L'oeil des Barbier-Mueller

Les amateurs d'art primitif le savent : cette famille genevoise possède la plus belle collection privée du monde d'objets africains et océaniens. En voici une sélection. Incontournable.

Que serait le monde - de plus en plus vaste - des Arts premiers sans la tribu Barbier-Mueller ? Il y a 100 ans, le banquier suisse achetait sa première oeuvre d'art et à 23 ans possédait une collection de Cézanne, Van Gogh, Holder... Dès 1920 il s'intéresse à l'art "Nègre" et, boulimique et passionné, acquiert nombre de statuettes, masques, objets de tribus alors inconnues, toujours avec un "oeil" avisé, c'est-à-dire les meilleures pièces, les plus représentatives, les plus élégantes, les plus symboliques.

Sa fille, son gendre et désormais son petit fils, tous fortunés, poursuivent cette passion, avec la volonté de mieux faire connaître ces arts venus d'ailleurs. Outre leurs musées (Genève et Barcelone), la famille fait don de nombre de ses pièces représentatives (l'exposition du Musée du Quai Branly à Paris consacrée au peuple indonésien Batak comporte une majorité d'objet en provenance des Barbier-Mueller), et laisse volontiers photographier ses chefs d'oeuvres afin qu'ils soient représentés dans les ouvrages de référence - et d'illustration - consacrés aux Arts premiers. Jean Paul est l'auteur d'un incontournable livre sur "Les civilisations perdues" aux Editions Assouline. C'est dire que l'exposition présentée par le Musée Jacquemart-André s'avère exceptionnelle, car on y trouve "en vrai", dans un écran de verre, la plupart des représentations qui habituellement ne figurent que dans les livres.

La manifestation se décline en sept salles, et en autant de thèmes. Le visiteur commence par ce que les amateurs considèrent comme ce qu'il a de plus "intense" dans l'art africain, les reliquaires gabonais dont une statuette Fang encore luisante d'huile (pour que son visage brille à la pleine lune).

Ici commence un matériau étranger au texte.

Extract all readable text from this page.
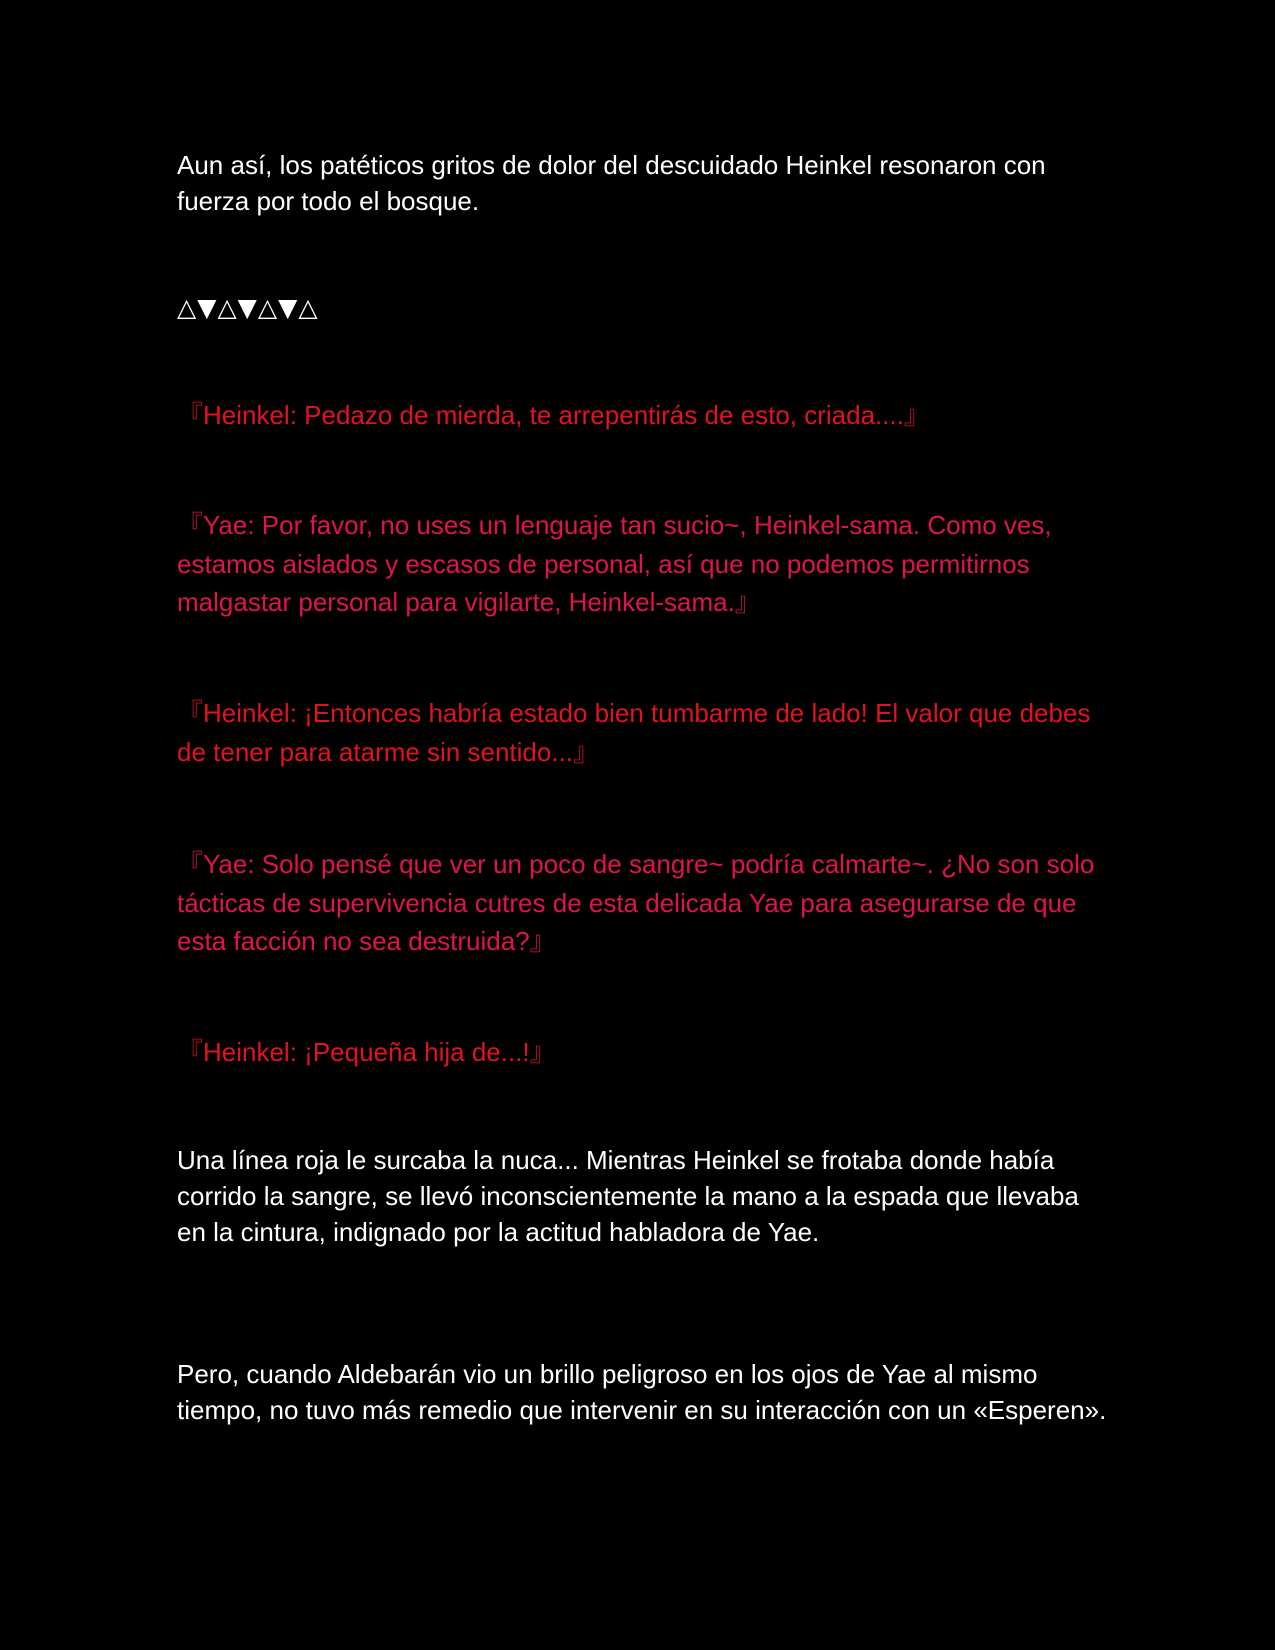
Aun así, los patéticos gritos de dolor del descuidado Heinkel resonaron con fuerza por todo el bosque.

△▼△▼△▼△

『Heinkel: Pedazo de mierda, te arrepentirás de esto, criada....』

『Yae: Por favor, no uses un lenguaje tan sucio~, Heinkel-sama. Como ves, estamos aislados y escasos de personal, así que no podemos permitirnos malgastar personal para vigilarte, Heinkel-sama.』

『Heinkel: ¡Entonces habría estado bien tumbarme de lado! El valor que debes de tener para atarme sin sentido...』

『Yae: Solo pensé que ver un poco de sangre~ podría calmarte~. ¿No son solo tácticas de supervivencia cutres de esta delicada Yae para asegurarse de que esta facción no sea destruida?』

『Heinkel: ¡Pequeña hija de...!』

Una línea roja le surcaba la nuca... Mientras Heinkel se frotaba donde había corrido la sangre, se llevó inconscientemente la mano a la espada que llevaba en la cintura, indignado por la actitud habladora de Yae.

Pero, cuando Aldebarán vio un brillo peligroso en los ojos de Yae al mismo tiempo, no tuvo más remedio que intervenir en su interacción con un «Esperen».
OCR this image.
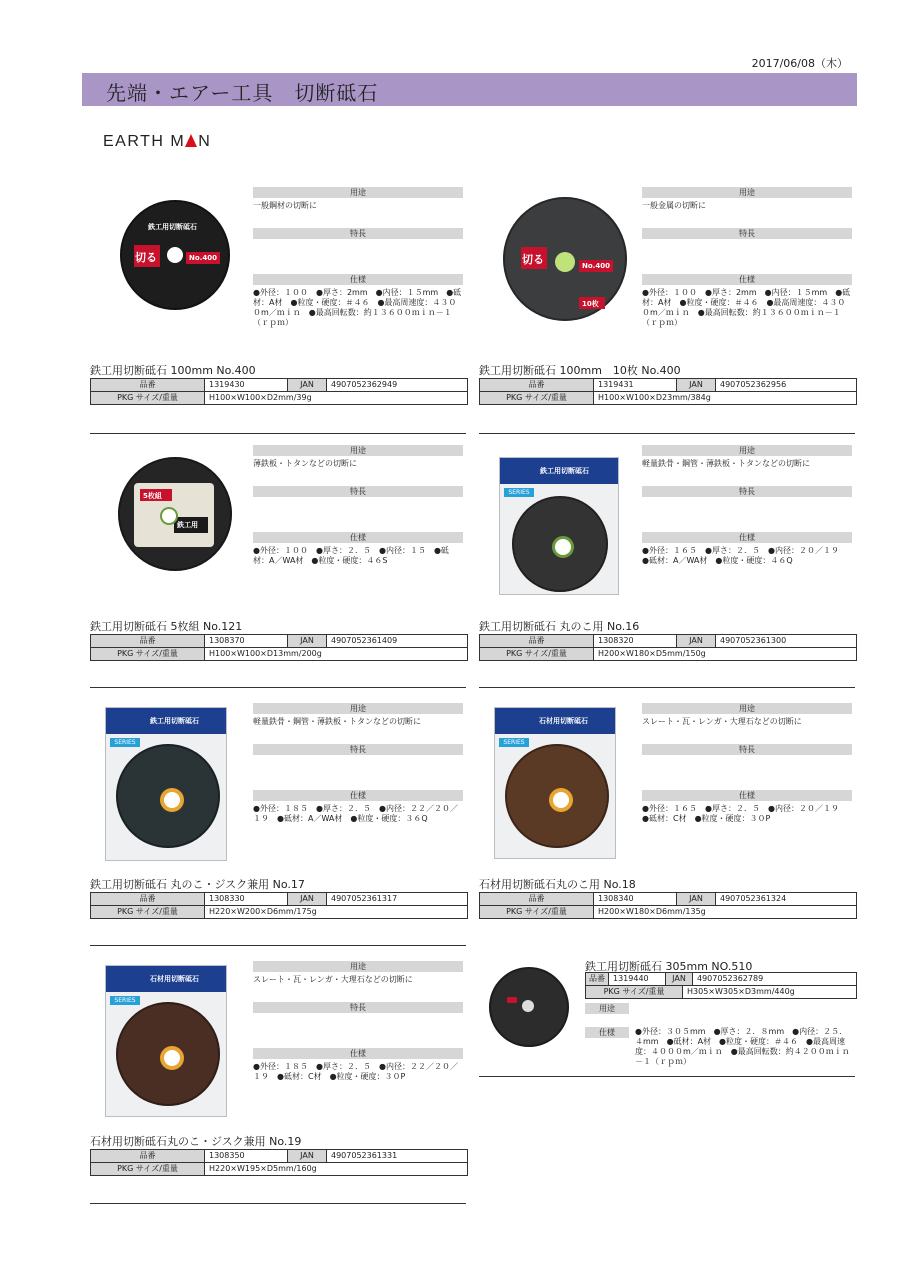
2017/06/08（木）
先端・エアー工具　切断砥石
EARTH M N
切る	No.400
鉄工用切断砥石
用途
一般鋼材の切断に
特長
仕様
●外径：１００　●厚さ：2mm　●内径：１５mm　●砥材：A材　●粒度・硬度：＃４６　●最高周速度：４３００m／ｍｉｎ　●最高回転数：約１３６００ｍｉｎ－１（ｒｐｍ）
鉄工用切断砥石 100mm No.400
品番	1319430	JAN	4907052362949
PKG サイズ/重量	H100×W100×D2mm/39g
切る	No.400
10枚
用途
一般金属の切断に
特長
仕様
●外径：１００　●厚さ：2mm　●内径：１５mm　●砥材：A材　●粒度・硬度：＃４６　●最高周速度：４３００m／ｍｉｎ　●最高回転数：約１３６００ｍｉｎ－１（ｒｐｍ）
鉄工用切断砥石 100mm　10枚 No.400
品番	1319431	JAN	4907052362956
PKG サイズ/重量	H100×W100×D23mm/384g
5枚組
鉄工用
用途
薄鉄板・トタンなどの切断に
特長
仕様
●外径：１００　●厚さ：２．５　●内径：１５　●砥材：A／WA材　●粒度・硬度：４６S
鉄工用切断砥石 5枚組 No.121
品番	1308370	JAN	4907052361409
PKG サイズ/重量	H100×W100×D13mm/200g
鉄工用切断砥石
SERIES
用途
軽量鉄骨・鋼管・薄鉄板・トタンなどの切断に
特長
仕様
●外径：１６５　●厚さ：２．５　●内径：２０／１９　●砥材：A／WA材　●粒度・硬度：４６Q
鉄工用切断砥石 丸のこ用 No.16
品番	1308320	JAN	4907052361300
PKG サイズ/重量	H200×W180×D5mm/150g
鉄工用切断砥石
SERIES
用途
軽量鉄骨・鋼管・薄鉄板・トタンなどの切断に
特長
仕様
●外径：１８５　●厚さ：２．５　●内径：２２／２０／１９　●砥材：A／WA材　●粒度・硬度：３６Q
鉄工用切断砥石 丸のこ・ジスク兼用 No.17
品番	1308330	JAN	4907052361317
PKG サイズ/重量	H220×W200×D6mm/175g
石材用切断砥石
SERIES
用途
スレート・瓦・レンガ・大理石などの切断に
特長
仕様
●外径：１６５　●厚さ：２．５　●内径：２０／１９　●砥材：C材　●粒度・硬度：３０P
石材用切断砥石丸のこ用 No.18
品番	1308340	JAN	4907052361324
PKG サイズ/重量	H200×W180×D6mm/135g
石材用切断砥石
SERIES
用途
スレート・瓦・レンガ・大理石などの切断に
特長
仕様
●外径：１８５　●厚さ：２．５　●内径：２２／２０／１９　●砥材：C材　●粒度・硬度：３０P
石材用切断砥石丸のこ・ジスク兼用 No.19
品番	1308350	JAN	4907052361331
PKG サイズ/重量	H220×W195×D5mm/160g
鉄工用切断砥石 305mm NO.510
品番	1319440	JAN	4907052362789
PKG サイズ/重量	H305×W305×D3mm/440g
用途
仕様	●外径：３０５mm　●厚さ：２．８mm　●内径：２５．４mm　●砥材：A材　●粒度・硬度：＃４６　●最高周速度：４０００m／ｍｉｎ　●最高回転数：約４２００ｍｉｎ－１（ｒｐｍ）
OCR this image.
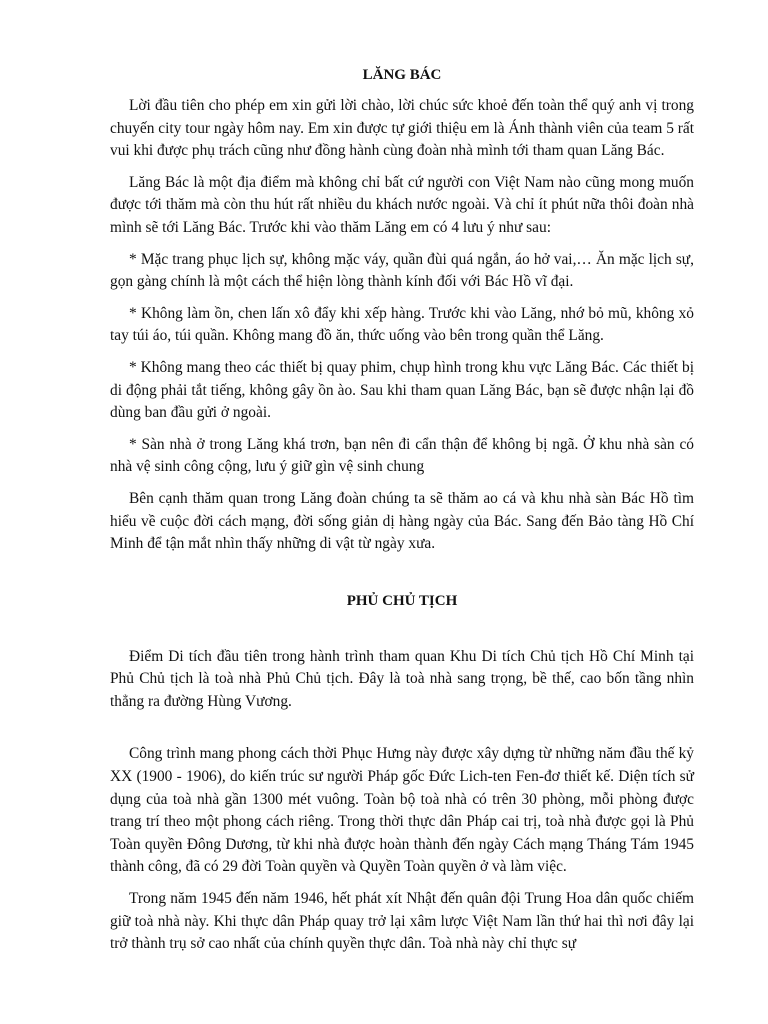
LĂNG BÁC

Lời đầu tiên cho phép em xin gửi lời chào, lời chúc sức khoẻ đến toàn thể quý anh vị trong chuyến city tour ngày hôm nay. Em xin được tự giới thiệu em là Ánh thành viên của team 5 rất vui khi được phụ trách cũng như đồng hành cùng đoàn nhà mình tới tham quan Lăng Bác.

Lăng Bác là một địa điểm mà không chỉ bất cứ người con Việt Nam nào cũng mong muốn được tới thăm mà còn thu hút rất nhiều du khách nước ngoài. Và chỉ ít phút nữa thôi đoàn nhà mình sẽ tới Lăng Bác. Trước khi vào thăm Lăng em có 4 lưu ý như sau:

* Mặc trang phục lịch sự, không mặc váy, quần đùi quá ngắn, áo hở vai,… Ăn mặc lịch sự, gọn gàng chính là một cách thể hiện lòng thành kính đối với Bác Hồ vĩ đại.

* Không làm ồn, chen lấn xô đẩy khi xếp hàng. Trước khi vào Lăng, nhớ bỏ mũ, không xỏ tay túi áo, túi quần. Không mang đồ ăn, thức uống vào bên trong quần thể Lăng.

* Không mang theo các thiết bị quay phim, chụp hình trong khu vực Lăng Bác. Các thiết bị di động phải tắt tiếng, không gây ồn ào. Sau khi tham quan Lăng Bác, bạn sẽ được nhận lại đồ dùng ban đầu gửi ở ngoài.

* Sàn nhà ở trong Lăng khá trơn, bạn nên đi cẩn thận để không bị ngã. Ở khu nhà sàn có nhà vệ sinh công cộng, lưu ý giữ gìn vệ sinh chung

Bên cạnh thăm quan trong Lăng đoàn chúng ta sẽ thăm ao cá và khu nhà sàn Bác Hồ tìm hiểu về cuộc đời cách mạng, đời sống giản dị hàng ngày của Bác. Sang đến Bảo tàng Hồ Chí Minh để tận mắt nhìn thấy những di vật từ ngày xưa.

PHỦ CHỦ TỊCH

Điểm Di tích đầu tiên trong hành trình tham quan Khu Di tích Chủ tịch Hồ Chí Minh tại Phủ Chủ tịch là toà nhà Phủ Chủ tịch. Đây là toà nhà sang trọng, bề thế, cao bốn tầng nhìn thẳng ra đường Hùng Vương.

Công trình mang phong cách thời Phục Hưng này được xây dựng từ những năm đầu thế kỷ XX (1900 - 1906), do kiến trúc sư người Pháp gốc Đức Lich-ten Fen-đơ thiết kế. Diện tích sử dụng của toà nhà gần 1300 mét vuông. Toàn bộ toà nhà có trên 30 phòng, mỗi phòng được trang trí theo một phong cách riêng. Trong thời thực dân Pháp cai trị, toà nhà được gọi là Phủ Toàn quyền Đông Dương, từ khi nhà được hoàn thành đến ngày Cách mạng Tháng Tám 1945 thành công, đã có 29 đời Toàn quyền và Quyền Toàn quyền ở và làm việc.

Trong năm 1945 đến năm 1946, hết phát xít Nhật đến quân đội Trung Hoa dân quốc chiếm giữ toà nhà này. Khi thực dân Pháp quay trở lại xâm lược Việt Nam lần thứ hai thì nơi đây lại trở thành trụ sở cao nhất của chính quyền thực dân. Toà nhà này chỉ thực sự
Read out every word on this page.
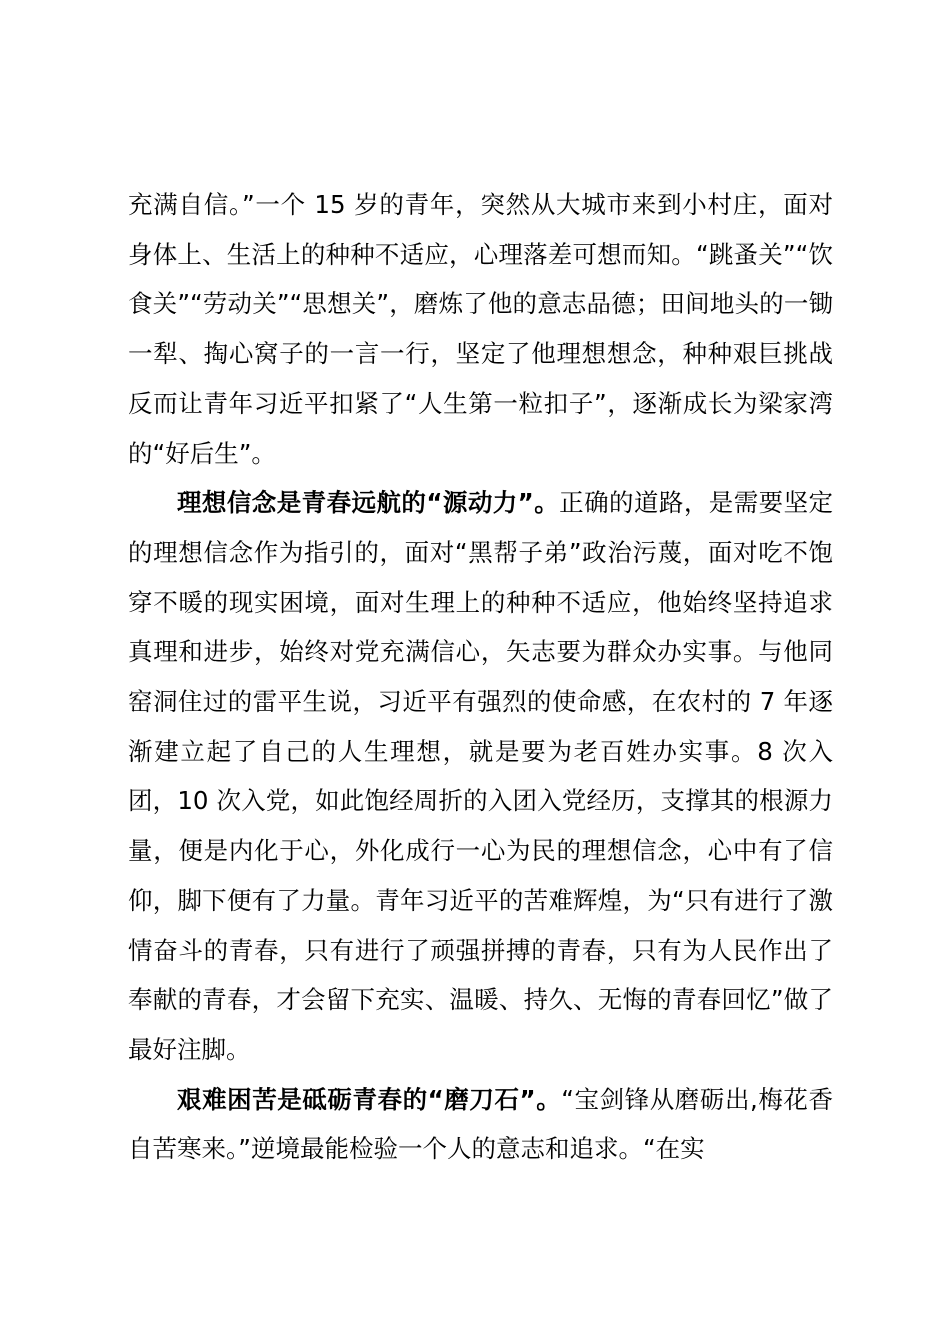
充满自信。”一个 15 岁的青年，突然从大城市来到小村庄，面对身体上、生活上的种种不适应，心理落差可想而知。“跳蚤关”“饮食关”“劳动关”“思想关”，磨炼了他的意志品德；田间地头的一锄一犁、掏心窝子的一言一行，坚定了他理想想念，种种艰巨挑战反而让青年习近平扣紧了“人生第一粒扣子”，逐渐成长为梁家湾的“好后生”。

理想信念是青春远航的“源动力”。正确的道路，是需要坚定的理想信念作为指引的，面对“黑帮子弟”政治污蔑，面对吃不饱穿不暖的现实困境，面对生理上的种种不适应，他始终坚持追求真理和进步，始终对党充满信心，矢志要为群众办实事。与他同窑洞住过的雷平生说，习近平有强烈的使命感，在农村的 7 年逐渐建立起了自己的人生理想，就是要为老百姓办实事。8 次入团，10 次入党，如此饱经周折的入团入党经历，支撑其的根源力量，便是内化于心，外化成行一心为民的理想信念，心中有了信仰，脚下便有了力量。青年习近平的苦难辉煌，为“只有进行了激情奋斗的青春，只有进行了顽强拼搏的青春，只有为人民作出了奉献的青春，才会留下充实、温暖、持久、无悔的青春回忆”做了最好注脚。

艰难困苦是砥砺青春的“磨刀石”。“宝剑锋从磨砺出,梅花香自苦寒来。”逆境最能检验一个人的意志和追求。“在实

Suivent les expression fines de la Cote d'Ivoire, avec notamment un masque jumeau Baoulé (la fille en rouge, le garçon en noir), puis un passage en Insulinde (une offrande Adu Sirarha des Nias) un tour chez un couple de pierre Toba Batak de Sumatra, un surprenant passage africain au Bakongo avec un immense fétiche à clous avec (rareté) sa lance d'origine et son chien à double face, puis en Mélanésie qui propose notamment une très élancée coupe anthropomorphe Daveniyagona avant de terminer par un ensemble exceptionnel coloré de l'Archipel de Bismarck, dont un masque d'initiation Witu aux dents en allumettes serrées. Même si la plupart de ces objets sont connus via les ouvrages dédiés, les amateurs trouveront dans cette exposition de quoi compléter leurs connaissances, en approchant de près ces merveilles uniques. Les moins initiés trouveront dans cette remarquable exposition - bonne lumière, nombreuses explications - l'occasion de mieux appréhender l'expression de civilisations lointaines. Pour les Barbier-Mueller, le pari de mieux faire connaître les Arts premiers est donc gagné. Une fois de plus.

Jusqu'au 24 août, "Les chefs d'oeuvres de la collection Barbier-Muller", musée Jacquemart-André, 158 bd. Haussmann, Paris 8. Renseignements : www.musée-jacquemart-andre.com
Parmi les nombreux livres traitant des collections Barbier-Mueller, celui édité par Hazan (402 pages, 39 euros) accompagne au mieux cette exposition.